On his book Being Property Once Myself: Blackness and the End of Man

Cover Interview of July 29, 2020

A close-up

I would hope that “just browsing” readers in a bookstore would encounter the introductory section, “Horse,” or the penultimate chapter, “Dog” first. “Horse” for the simple fact that I try therein to not only lay out the arguments for the book itself, but to make a certain set of claims about ecological criticism broadly construed—and the work of giants like Lucille Clifton and Sylvia Wynter in particular—that I hope will eventually reach a much wider audience of people even outside of those who might feel inclined to pick up the book. What I’m also trying to offer in that introductory passage is an explicitly eco-critical approach to reading the oeuvre of Frederick Douglass; one that is becoming a more and more important part of my larger research project, even beyond Being Property Once Myself.

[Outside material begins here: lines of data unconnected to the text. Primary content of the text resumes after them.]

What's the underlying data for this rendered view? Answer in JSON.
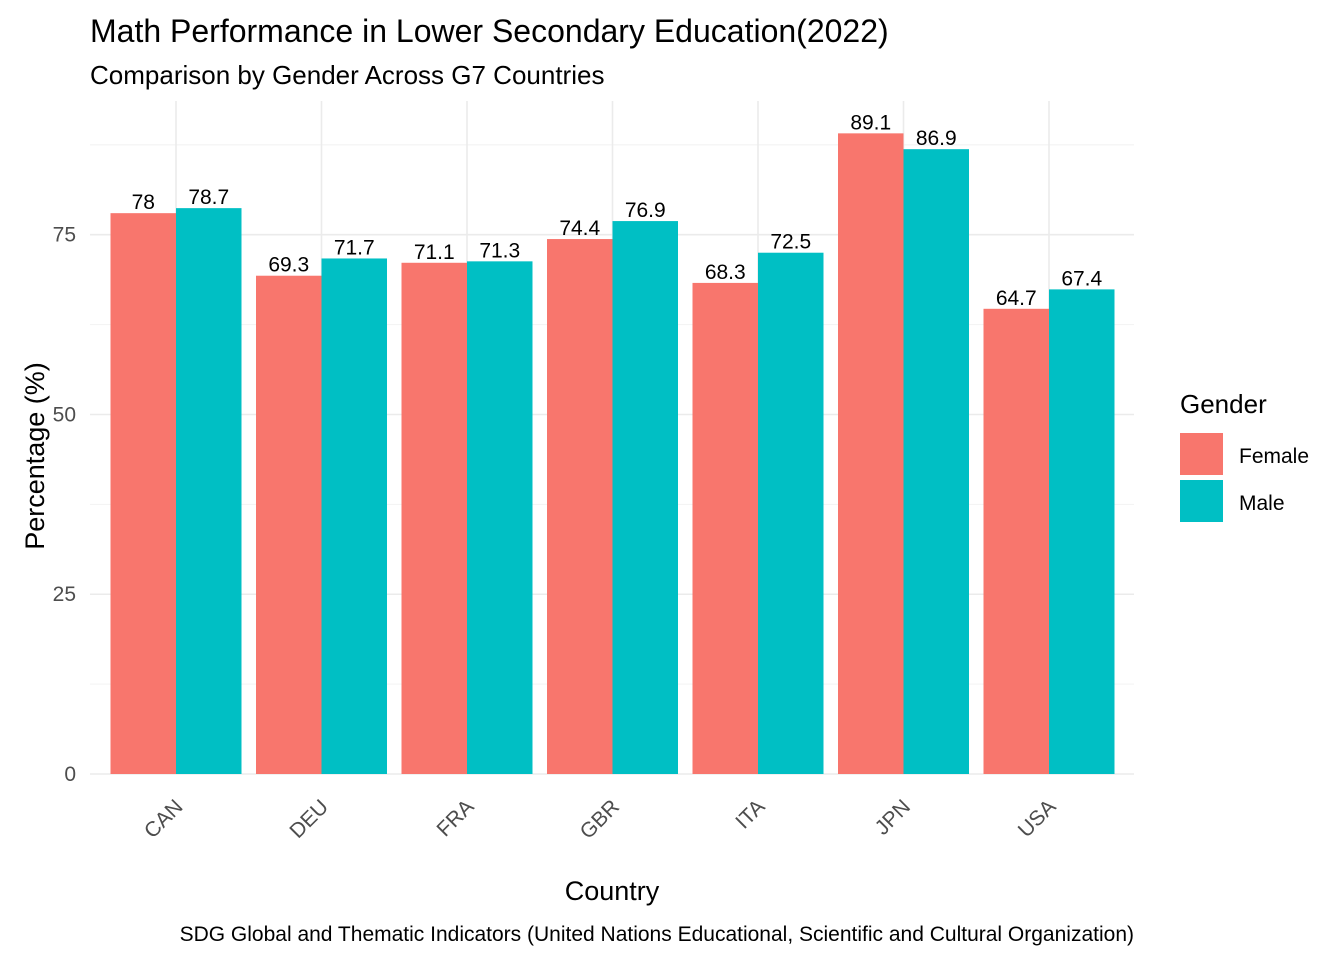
{
  "chart_data": {
    "type": "bar",
    "title": "Math Performance in Lower Secondary Education(2022)",
    "subtitle": "Comparison by Gender Across G7 Countries",
    "xlabel": "Country",
    "ylabel": "Percentage (%)",
    "caption": "SDG Global and Thematic Indicators (United Nations Educational, Scientific and Cultural Organization)",
    "categories": [
      "CAN",
      "DEU",
      "FRA",
      "GBR",
      "ITA",
      "JPN",
      "USA"
    ],
    "series": [
      {
        "name": "Female",
        "color": "#F8766D",
        "values": [
          78,
          69.3,
          71.1,
          74.4,
          68.3,
          89.1,
          64.7
        ]
      },
      {
        "name": "Male",
        "color": "#00BFC4",
        "values": [
          78.7,
          71.7,
          71.3,
          76.9,
          72.5,
          86.9,
          67.4
        ]
      }
    ],
    "y_ticks": [
      0,
      25,
      50,
      75
    ],
    "ylim": [
      0,
      93.6
    ],
    "grid": true,
    "legend": {
      "title": "Gender",
      "position": "right"
    },
    "x_tick_rotation": 45
  }
}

The “Dog” chapter comes to mind for similar reasons. Therein, I’m offering a reading of Jesmyn Ward’s fantastic sophomore novel, Salvage The Bones, that gets us a bit further, I think, than the traditional concerns of something like animal studies—though I’m clear in the beginning of the book that my contribution is more of a piece with what Michael Lundblad has elsewhere termed animality studies—and closer to the core of my concern throughout the text. That is, the way that a certain lived proximity to animals opens up room for the writers I am interested in to make all sorts of compelling claims about black social life, especially within the context of environmental (and otherwise) catastrophe.

In the Ward chapter, this takes the form of a close reading of a scene in the book which transpires directly after Hurricane Katrina hits the fictional town of Bois Sauvage, Mississippi. But this concern is also present in the third chapter’s reading of the hurricane that hits “The Muck” in Their Eyes Were Watching God. In these moments where the world—i.e., the province of human dominion, the ostensibly owned earth—falls apart, what modes of black assembly come to the fore? And how might this thematic echo help us think differently about the relationship between black freedom struggle and ecological criticism, black poetics and the black earth, abolition and interspecies collaboration? Many of my favorite lines from the book are also in these sections, so there is admittedly, for me, a craft element at play here as well. As I sit here now, thinking at the dining room table about this question, it’s clear. The moments of composition where I felt most free, most in tune with the music that makes a project like this possible, took place while writing those sections.